Wrongful death claims follow the same set of caps, except the $250,000 cap increases to $300,000 in cases of death by medical negligence. In Colorado wrongful death cases, there is no cap of damages in instances of felonious (criminal) killings. Damages awarded in solatium, to compensate for grief or emotional concerns absent financial harm, are capped at $50,000.

Adjustments are made periodically to cover inflation that may have occurred since the passage of the original state statutes.

Claimants can seek damages from multiple parties, and the caps apply on a per party basis.
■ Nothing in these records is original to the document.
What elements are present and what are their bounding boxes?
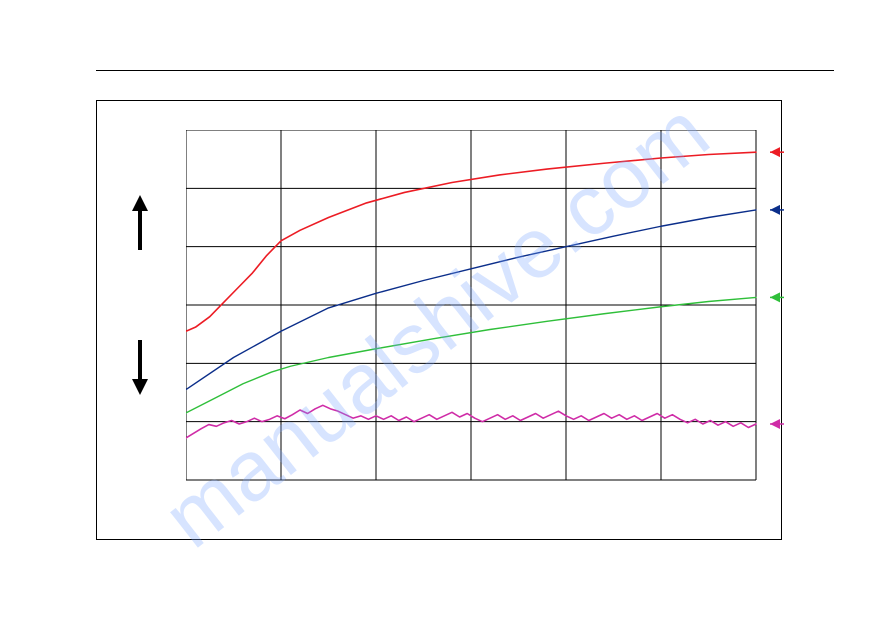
page-root: manualshive.com [0, 0, 891, 621]
top-divider [96, 70, 834, 71]
chart-plot-area [186, 130, 756, 480]
chart-svg [186, 130, 816, 482]
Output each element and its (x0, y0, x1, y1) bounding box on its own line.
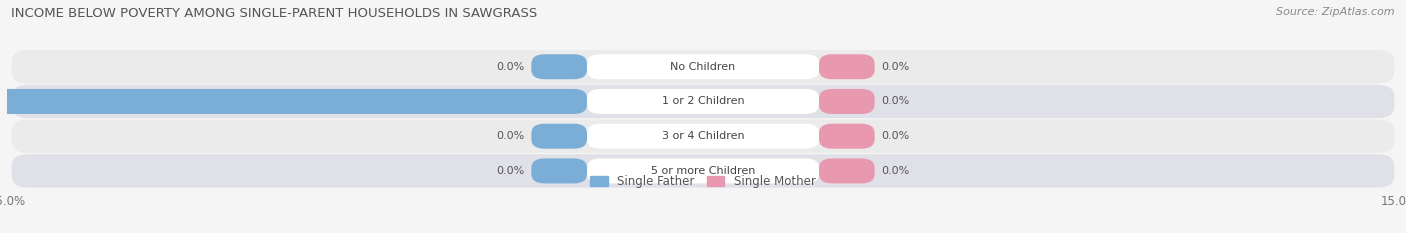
FancyBboxPatch shape (588, 54, 818, 79)
Text: 0.0%: 0.0% (496, 166, 524, 176)
FancyBboxPatch shape (588, 89, 818, 114)
FancyBboxPatch shape (588, 158, 818, 183)
Text: INCOME BELOW POVERTY AMONG SINGLE-PARENT HOUSEHOLDS IN SAWGRASS: INCOME BELOW POVERTY AMONG SINGLE-PARENT… (11, 7, 537, 20)
FancyBboxPatch shape (11, 154, 1395, 188)
FancyBboxPatch shape (818, 124, 875, 149)
Text: 5 or more Children: 5 or more Children (651, 166, 755, 176)
FancyBboxPatch shape (531, 54, 588, 79)
FancyBboxPatch shape (0, 89, 588, 114)
Text: No Children: No Children (671, 62, 735, 72)
FancyBboxPatch shape (11, 50, 1395, 83)
Text: 1 or 2 Children: 1 or 2 Children (662, 96, 744, 106)
Text: Source: ZipAtlas.com: Source: ZipAtlas.com (1277, 7, 1395, 17)
Legend: Single Father, Single Mother: Single Father, Single Mother (591, 175, 815, 188)
FancyBboxPatch shape (818, 89, 875, 114)
Text: 3 or 4 Children: 3 or 4 Children (662, 131, 744, 141)
FancyBboxPatch shape (11, 85, 1395, 118)
Text: 0.0%: 0.0% (496, 131, 524, 141)
Text: 0.0%: 0.0% (496, 62, 524, 72)
Text: 0.0%: 0.0% (882, 166, 910, 176)
FancyBboxPatch shape (531, 158, 588, 183)
FancyBboxPatch shape (531, 124, 588, 149)
FancyBboxPatch shape (818, 158, 875, 183)
Text: 0.0%: 0.0% (882, 96, 910, 106)
Text: 0.0%: 0.0% (882, 62, 910, 72)
FancyBboxPatch shape (818, 54, 875, 79)
FancyBboxPatch shape (588, 124, 818, 149)
FancyBboxPatch shape (11, 120, 1395, 153)
Text: 0.0%: 0.0% (882, 131, 910, 141)
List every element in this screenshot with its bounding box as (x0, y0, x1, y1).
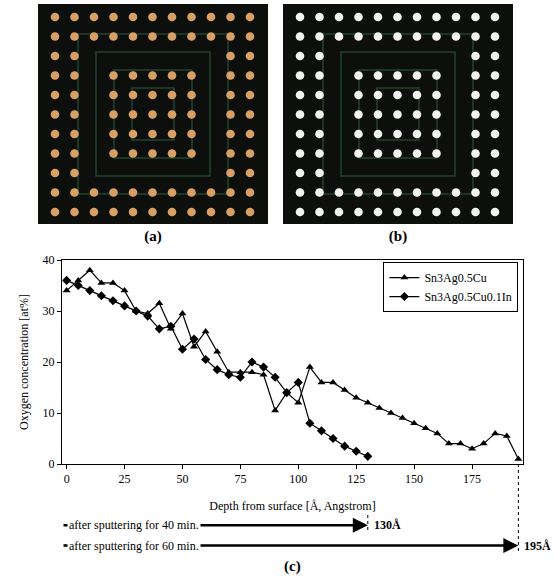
svg-text:50: 50 (176, 472, 188, 486)
svg-text:Depth from surface [Å, Angstro: Depth from surface [Å, Angstrom] (209, 499, 375, 513)
svg-text:Sn3Ag0.5Cu: Sn3Ag0.5Cu (424, 271, 486, 285)
svg-text:Oxygen concentration [at%]: Oxygen concentration [at%] (17, 294, 31, 430)
svg-text:125: 125 (347, 472, 365, 486)
svg-text:0: 0 (64, 472, 70, 486)
svg-text:20: 20 (43, 355, 55, 369)
svg-text:10: 10 (43, 406, 55, 420)
svg-text:100: 100 (289, 472, 307, 486)
svg-text:75: 75 (234, 472, 246, 486)
svg-text:after sputtering for 40 min.: after sputtering for 40 min. (69, 518, 199, 532)
svg-text:195Å: 195Å (524, 539, 551, 553)
svg-text:150: 150 (405, 472, 423, 486)
svg-text:after sputtering for 60 min.: after sputtering for 60 min. (69, 539, 199, 553)
svg-text:25: 25 (119, 472, 131, 486)
svg-text:Sn3Ag0.5Cu0.1In: Sn3Ag0.5Cu0.1In (424, 290, 511, 304)
html-text:(a): (a) (144, 228, 162, 244)
html-text:(b): (b) (388, 228, 408, 244)
svg-text:130Å: 130Å (374, 518, 401, 532)
svg-text:30: 30 (43, 304, 55, 318)
svg-text:40: 40 (43, 253, 55, 267)
svg-text:0: 0 (49, 457, 55, 471)
svg-text:(c): (c) (284, 558, 301, 575)
svg-text:175: 175 (463, 472, 481, 486)
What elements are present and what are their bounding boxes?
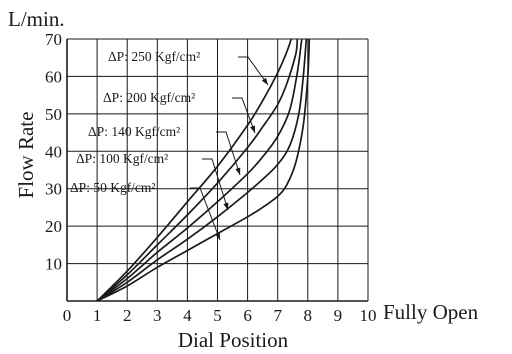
y-tick-label: 20 xyxy=(45,217,62,236)
y-axis-unit-label: L/min. xyxy=(8,7,65,31)
series-label-1: ΔP: 250 Kgf/cm² xyxy=(108,49,200,64)
x-axis-title: Dial Position xyxy=(178,328,289,352)
y-tick-label: 70 xyxy=(45,30,62,49)
x-tick-label: 9 xyxy=(334,306,343,325)
series-line-3 xyxy=(97,39,302,301)
y-tick-label: 60 xyxy=(45,67,62,86)
x-tick-label: 5 xyxy=(213,306,222,325)
x-tick-label: 0 xyxy=(63,306,72,325)
series-label-3: ΔP: 140 Kgf/cm² xyxy=(88,124,180,139)
arrowhead-2 xyxy=(250,126,255,134)
x-tick-label: 6 xyxy=(243,306,252,325)
x-tick-label: 7 xyxy=(273,306,282,325)
series-line-1 xyxy=(97,39,291,301)
grid xyxy=(67,39,368,301)
y-tick-label: 40 xyxy=(45,142,62,161)
series-label-2: ΔP: 200 Kgf/cm² xyxy=(103,90,195,105)
y-axis-title: Flow Rate xyxy=(14,112,38,199)
x-tick-label: 4 xyxy=(183,306,192,325)
y-tick-label: 10 xyxy=(45,255,62,274)
x-tick-label: 1 xyxy=(93,306,102,325)
axes: 0 1 2 3 4 5 6 7 8 9 10 10 20 30 40 50 60 70 xyxy=(45,30,377,325)
arrowhead-3 xyxy=(235,168,240,176)
series-label-5: ΔP: 50 Kgf/cm² xyxy=(70,180,155,195)
y-tick-label: 30 xyxy=(45,180,62,199)
series-label-4: ΔP: 100 Kgf/cm² xyxy=(76,151,168,166)
x-tick-label: 3 xyxy=(153,306,162,325)
annotations: ΔP: 250 Kgf/cm² ΔP: 200 Kgf/cm² ΔP: 140 Kg… xyxy=(70,49,268,240)
arrowhead-4 xyxy=(223,203,228,211)
arrowhead-1 xyxy=(262,78,268,85)
x-axis-end-label: Fully Open xyxy=(383,300,479,324)
x-tick-label: 8 xyxy=(304,306,313,325)
y-tick-label: 50 xyxy=(45,105,62,124)
x-tick-label: 2 xyxy=(123,306,132,325)
x-tick-label: 10 xyxy=(360,306,377,325)
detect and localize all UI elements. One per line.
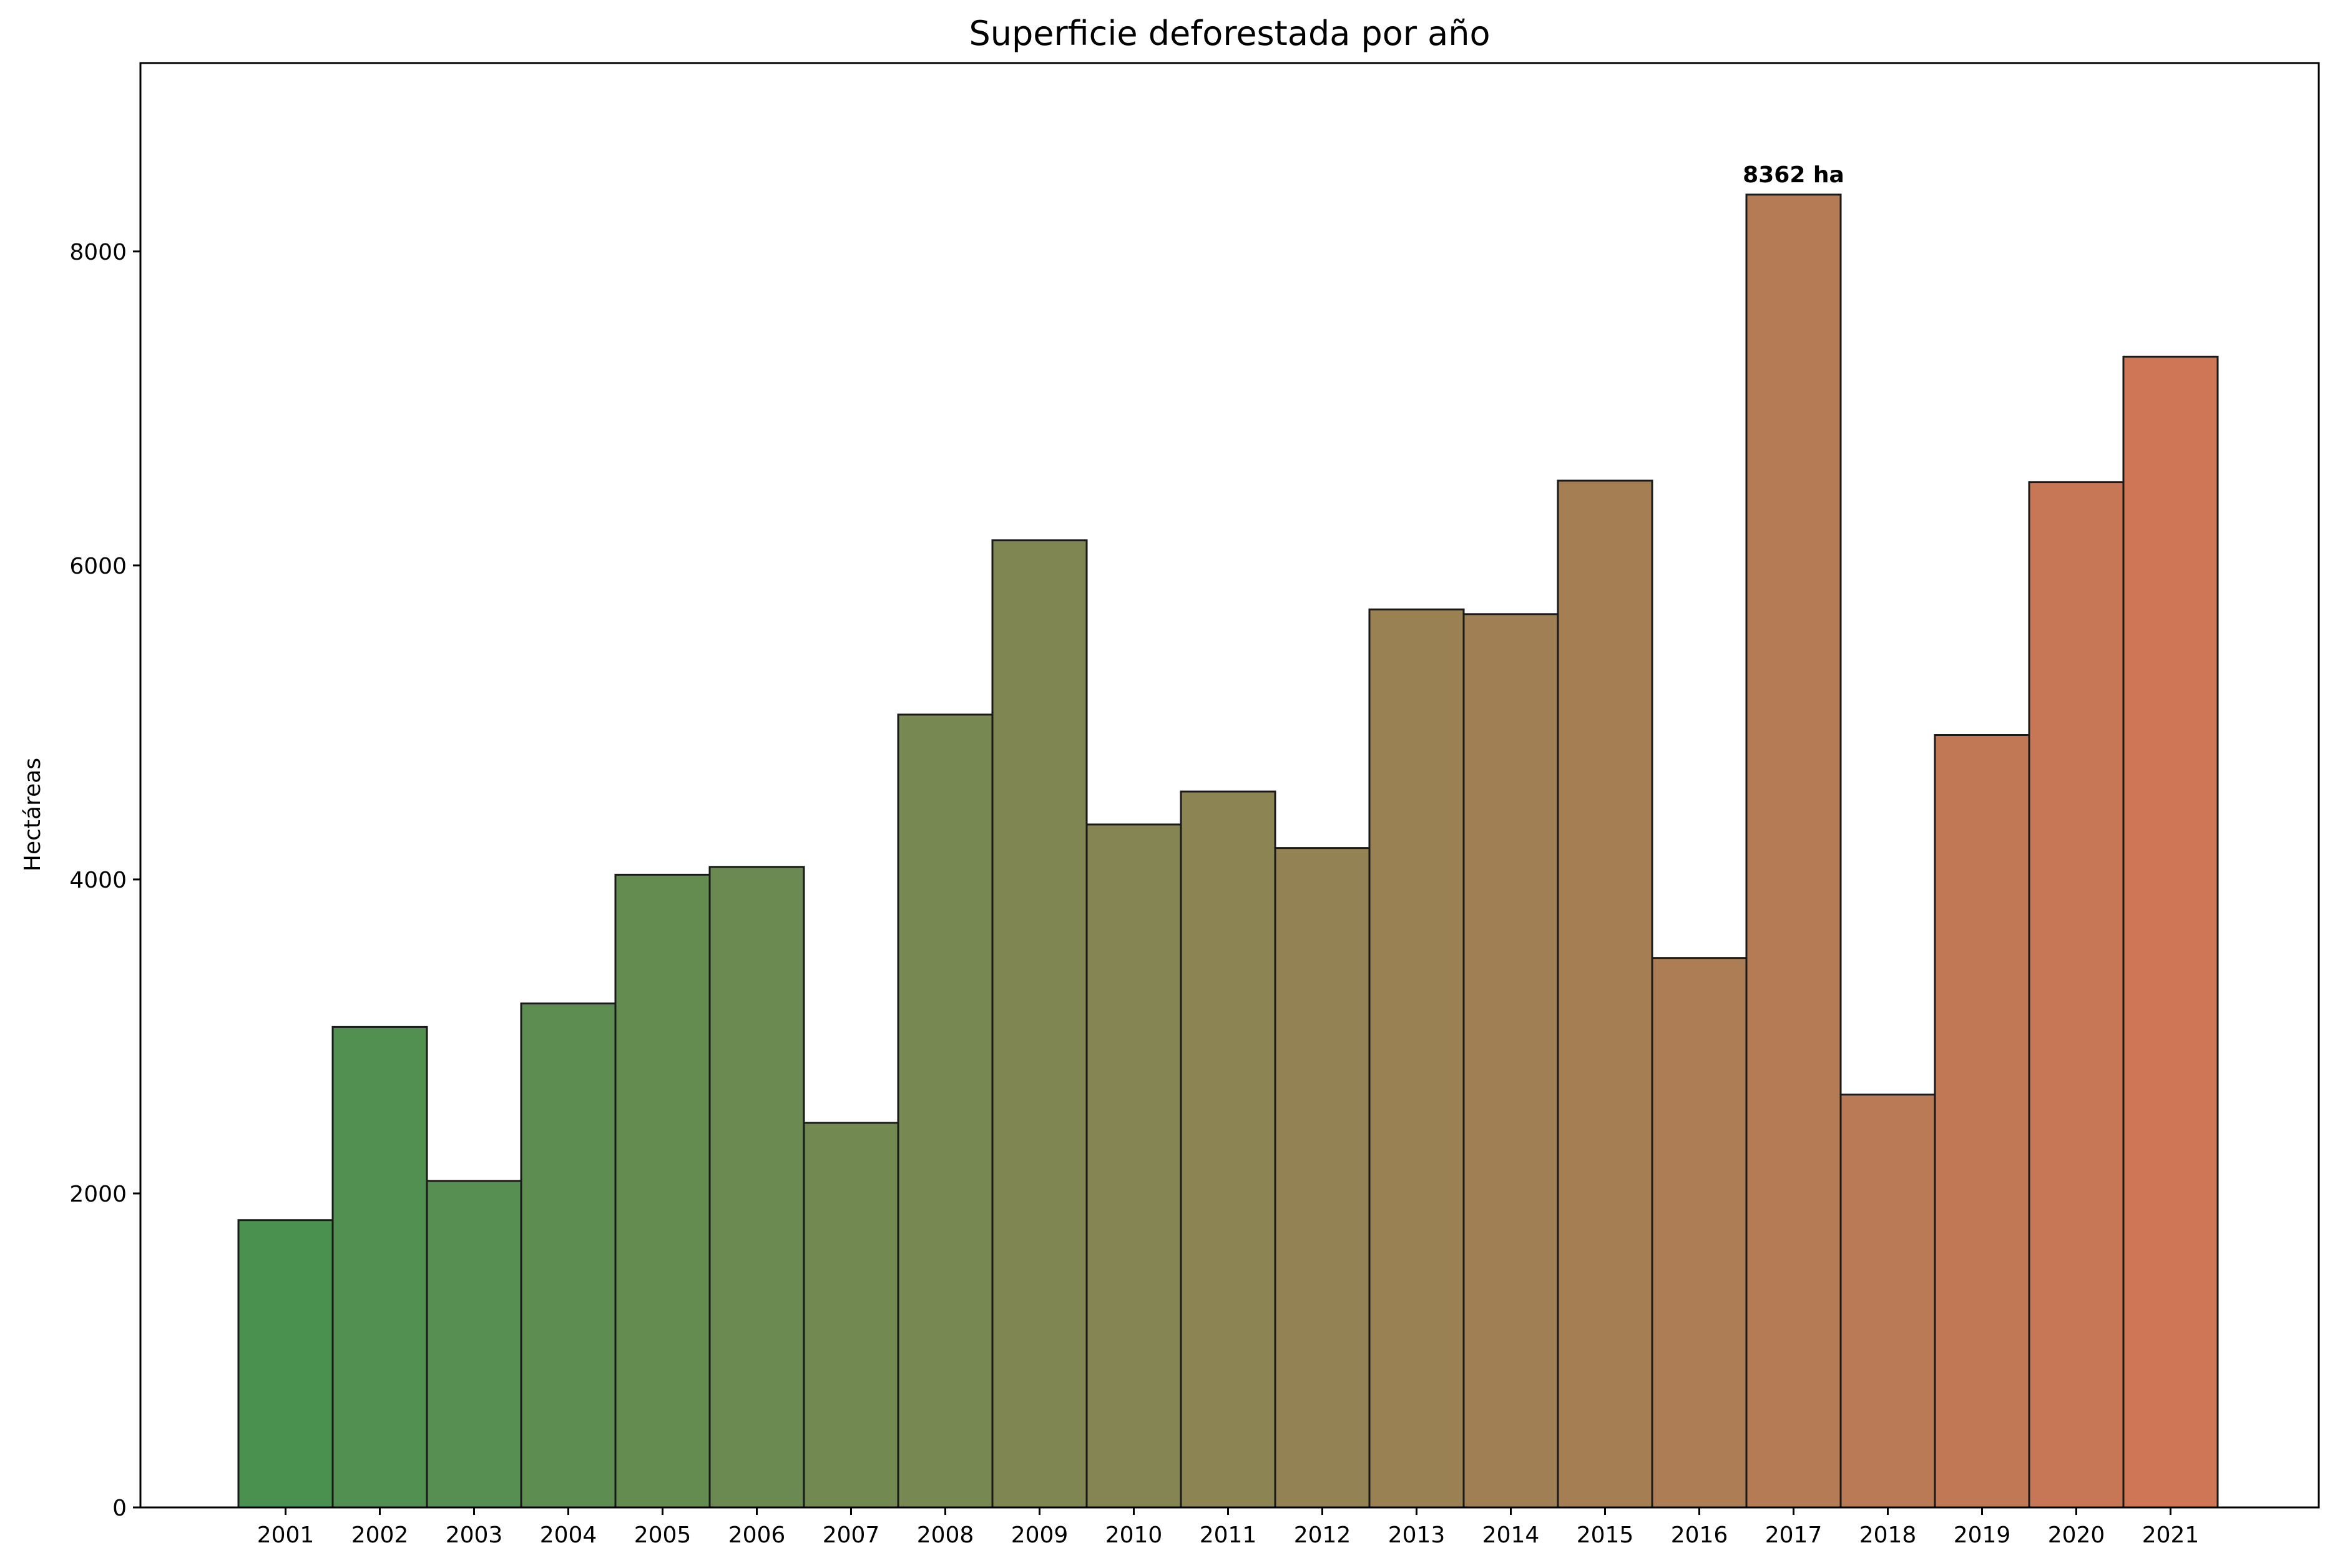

For example, if as part of a slip and fall case you sue a store and its cleaning company, the award is capped at $250,000, but you can pursue that amount against each party for a total of $500,000.

Comparative fault

Colorado, like many states, employs a comparative fault standard for determining if someone receives compensation and how much they can be awarded. For example, if two drivers collide due to poor choices, there may be divided responsibility.

Enjuris tip: If a claimant is found to be more than 50% responsible for an accident or injury, Colorado does not permit that person to receive any damages.

The at-fault driver might only be 80% responsible for the accident, while the injured party may be 20% responsible. The difference is ultimately subtracted from the total award of damages.

In this example, if $500,000 were awarded as total damages, then $100,000 would be subtracted from the final award to the claimant because they were partly at fault.

If a claimant is found to be more than 50% responsible for the accident, Colorado does not permit that person to receive any damages for pain and suffering or otherwise.

How multipliers can be used in Colorado pain and suffering calculations

The application of a multiplier is fairly common practice across most states to determine pain and suffering. While Colorado law does not specifically encourage the use of a multiplier, many attorneys and insurance companies use it to calculate damages.

A multiple between one and five is applied, depending upon the severity of the injuries. Brief physical discomfort might be seen as a one, while the inability to focus for more than a few minutes might be a four.

This number is then multiplied by actual damages to arrive at an award of money. For example, if $50,000 in economic damages occurred, a 3X multiplier would lead to an award of $150,000 in pain and suffering or non-economic damages.

Enjuris tip: Use the Enjuris post-accident journal to record your pain and medical journey.

What is covered under pain and suffering?

Colorado permits recovery of compensation for a number of forms of suffering. For example, a person who experiences anxiety at the thought of going outside following an auto accident may be able to seek money to cover that reduction in quality of life.

Emotional distress is also often included in damages. The loss of companionship and consortium, including losing the ability to enjoy life with a spouse, may also be the basis of a claim.

Legal representation in Colorado

Colorado’s complex system of caps can make seeking an injury claim in the state especially difficult. You may want to consult with an attorney and present the specifics of your case.

If there’s a potential cause of action, your lawyer can then contact the insurance company for the responsible party and initiate the process.